By regularly sharing this interactive tool on different channels, they were able to raise awareness around an audience-relevant issue at the time (FLSA changes) and drive lead gen efforts at the same time.
For Paycor, this interactive calculator was part of a multi-pronged approach over a set period of time, and it ultimately drove 25x ROI after 9 months. Not bad, right?
Publisher Boston Globe isn’t missing out on the engagement opportunities presented by interactive content, either. On the company Facebook page, they regularly share quizzes related to their stories that test readers’ knowledge and present an irresistible challenge for the news-savvy.
To entice readers a bit more, they use a preview image of the actual assessment within the post (rather than a stock image.) This helps eliminate some of the uncertainty that could keep a reader from clicking through by showing him/her exactly what’s on the other side of the link.
With expert status in all things interactive content, SnapApp regularly experiments with different tools like calculators, quizzes, assessments, and more. In the example below, you’ll see one quiz that was shared on LinkedIn that helps users plan a seasonal marketing campaign when they answer four simple questions.
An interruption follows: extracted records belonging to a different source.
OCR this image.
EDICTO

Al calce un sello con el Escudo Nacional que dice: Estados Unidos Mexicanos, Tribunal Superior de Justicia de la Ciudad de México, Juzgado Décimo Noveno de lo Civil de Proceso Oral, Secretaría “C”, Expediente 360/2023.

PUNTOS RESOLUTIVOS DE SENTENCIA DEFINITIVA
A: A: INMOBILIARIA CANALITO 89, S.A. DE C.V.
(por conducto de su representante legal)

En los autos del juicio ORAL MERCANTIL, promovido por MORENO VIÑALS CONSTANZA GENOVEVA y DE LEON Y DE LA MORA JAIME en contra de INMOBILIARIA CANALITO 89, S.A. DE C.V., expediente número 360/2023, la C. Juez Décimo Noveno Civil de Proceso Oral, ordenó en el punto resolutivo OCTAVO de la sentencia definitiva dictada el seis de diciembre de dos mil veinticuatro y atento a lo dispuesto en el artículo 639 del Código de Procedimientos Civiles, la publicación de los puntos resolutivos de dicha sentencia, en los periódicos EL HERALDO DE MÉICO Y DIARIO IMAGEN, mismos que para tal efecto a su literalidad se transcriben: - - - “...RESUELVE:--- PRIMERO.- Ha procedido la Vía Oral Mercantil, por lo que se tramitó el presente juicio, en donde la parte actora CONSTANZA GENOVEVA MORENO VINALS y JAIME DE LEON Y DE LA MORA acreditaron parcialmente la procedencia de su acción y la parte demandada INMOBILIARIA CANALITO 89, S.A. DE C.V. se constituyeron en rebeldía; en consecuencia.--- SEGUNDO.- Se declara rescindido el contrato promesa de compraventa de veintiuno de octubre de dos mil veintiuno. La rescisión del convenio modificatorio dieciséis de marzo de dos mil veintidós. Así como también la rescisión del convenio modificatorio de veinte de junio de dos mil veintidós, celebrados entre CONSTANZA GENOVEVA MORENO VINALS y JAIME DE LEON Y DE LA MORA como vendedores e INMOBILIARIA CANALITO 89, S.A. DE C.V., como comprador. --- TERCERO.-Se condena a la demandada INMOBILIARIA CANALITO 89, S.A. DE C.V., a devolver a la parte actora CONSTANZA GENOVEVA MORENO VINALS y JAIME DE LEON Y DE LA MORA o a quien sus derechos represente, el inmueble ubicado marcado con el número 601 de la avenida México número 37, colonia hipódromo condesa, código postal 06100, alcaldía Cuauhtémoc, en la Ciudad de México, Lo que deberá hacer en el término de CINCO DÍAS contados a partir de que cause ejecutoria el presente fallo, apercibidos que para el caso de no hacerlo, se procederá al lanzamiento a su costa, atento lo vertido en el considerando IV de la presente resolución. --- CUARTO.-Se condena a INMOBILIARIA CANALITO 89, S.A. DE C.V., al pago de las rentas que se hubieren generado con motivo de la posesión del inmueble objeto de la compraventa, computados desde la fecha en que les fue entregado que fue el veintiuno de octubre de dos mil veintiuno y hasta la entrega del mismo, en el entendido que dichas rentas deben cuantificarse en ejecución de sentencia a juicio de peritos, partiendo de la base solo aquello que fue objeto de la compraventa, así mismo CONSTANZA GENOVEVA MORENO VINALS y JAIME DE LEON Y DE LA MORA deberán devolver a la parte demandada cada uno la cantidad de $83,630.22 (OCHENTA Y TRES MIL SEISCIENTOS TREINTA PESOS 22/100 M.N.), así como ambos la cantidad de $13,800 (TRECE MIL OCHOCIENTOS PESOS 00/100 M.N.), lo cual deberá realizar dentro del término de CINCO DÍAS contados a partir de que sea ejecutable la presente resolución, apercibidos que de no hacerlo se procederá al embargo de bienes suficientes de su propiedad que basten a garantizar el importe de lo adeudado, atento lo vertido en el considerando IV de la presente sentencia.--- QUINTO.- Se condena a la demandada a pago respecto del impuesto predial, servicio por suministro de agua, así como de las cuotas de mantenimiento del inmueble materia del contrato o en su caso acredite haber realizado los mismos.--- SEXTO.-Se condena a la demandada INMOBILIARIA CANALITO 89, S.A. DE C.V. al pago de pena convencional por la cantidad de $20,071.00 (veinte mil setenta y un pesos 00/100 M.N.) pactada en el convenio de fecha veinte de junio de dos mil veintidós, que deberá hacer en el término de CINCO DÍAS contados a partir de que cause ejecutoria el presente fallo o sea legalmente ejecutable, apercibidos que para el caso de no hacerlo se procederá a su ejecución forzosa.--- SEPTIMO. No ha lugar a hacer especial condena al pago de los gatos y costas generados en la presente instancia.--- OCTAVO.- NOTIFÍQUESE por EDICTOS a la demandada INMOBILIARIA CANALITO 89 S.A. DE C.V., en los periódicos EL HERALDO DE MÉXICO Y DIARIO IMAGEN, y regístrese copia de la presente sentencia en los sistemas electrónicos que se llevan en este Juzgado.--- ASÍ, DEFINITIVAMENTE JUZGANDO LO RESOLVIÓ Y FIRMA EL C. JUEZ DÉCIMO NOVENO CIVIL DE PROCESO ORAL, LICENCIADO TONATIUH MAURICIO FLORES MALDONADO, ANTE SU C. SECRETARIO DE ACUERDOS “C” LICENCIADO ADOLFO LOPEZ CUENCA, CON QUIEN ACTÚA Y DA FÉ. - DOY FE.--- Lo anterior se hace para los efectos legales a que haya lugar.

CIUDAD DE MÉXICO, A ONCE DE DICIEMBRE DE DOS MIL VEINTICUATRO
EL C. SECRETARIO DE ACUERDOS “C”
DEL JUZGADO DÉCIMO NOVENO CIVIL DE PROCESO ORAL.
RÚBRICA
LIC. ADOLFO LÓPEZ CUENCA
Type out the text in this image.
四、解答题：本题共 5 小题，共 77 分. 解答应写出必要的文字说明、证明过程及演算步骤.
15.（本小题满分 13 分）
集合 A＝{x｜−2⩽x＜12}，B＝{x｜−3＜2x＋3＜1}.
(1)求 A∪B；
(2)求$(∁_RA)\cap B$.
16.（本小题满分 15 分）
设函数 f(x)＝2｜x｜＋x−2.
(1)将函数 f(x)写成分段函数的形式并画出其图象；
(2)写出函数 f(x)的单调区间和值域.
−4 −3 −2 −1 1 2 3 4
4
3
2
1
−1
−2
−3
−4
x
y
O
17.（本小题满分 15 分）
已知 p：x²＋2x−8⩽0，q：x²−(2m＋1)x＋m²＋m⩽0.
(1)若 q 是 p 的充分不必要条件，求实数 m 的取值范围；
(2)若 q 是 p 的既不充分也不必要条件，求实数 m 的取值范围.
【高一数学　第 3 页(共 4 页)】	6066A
Once users clicks through, they’re directed to a landing page with four simple questions and clickable answers that help determine the best plan of action for a seasonal marketing campaign.
What’s great about this: The tool helps marketers formulate a plan, but it also helps SnapApp better understand its audience and collect key data about the pain points and objective of its core audience.
On Twitter, ServiceNow promoted an interactive quiz around their business offering–IT security. Not only did users participate, but they also retweeted the quiz–meaning their reach organically expanded with just a few quick clicks.
Including interactive content in their mix of regular posts and updates creates more opportunities for them to have real conversations with their audience members. Which is what social media is about, after all.
Target knows that style is a core concern for its shoppers. So when they tweeted out a college style quiz, they were able to help promote dorm products, educate shoppers, and stir up excitement around a key shopping period: pre-college move-in day.
As you can see from the social shares–the quiz took off, and garnered social shares and commentary from their following. So while it promoted products and drove sales to a specific buyer persona, it also helped them reach new audiences, too.
Interactive Content + Social Media: A Match Made in Heaven
As you can see from the examples we explored, brands of all sizes and industries are already realizing the power of pairing social media with interactive content. It makes sense: If you’re investing resources into creating quizzes — it’s only logical to distribute them through your social channels so they reach as many people as possible.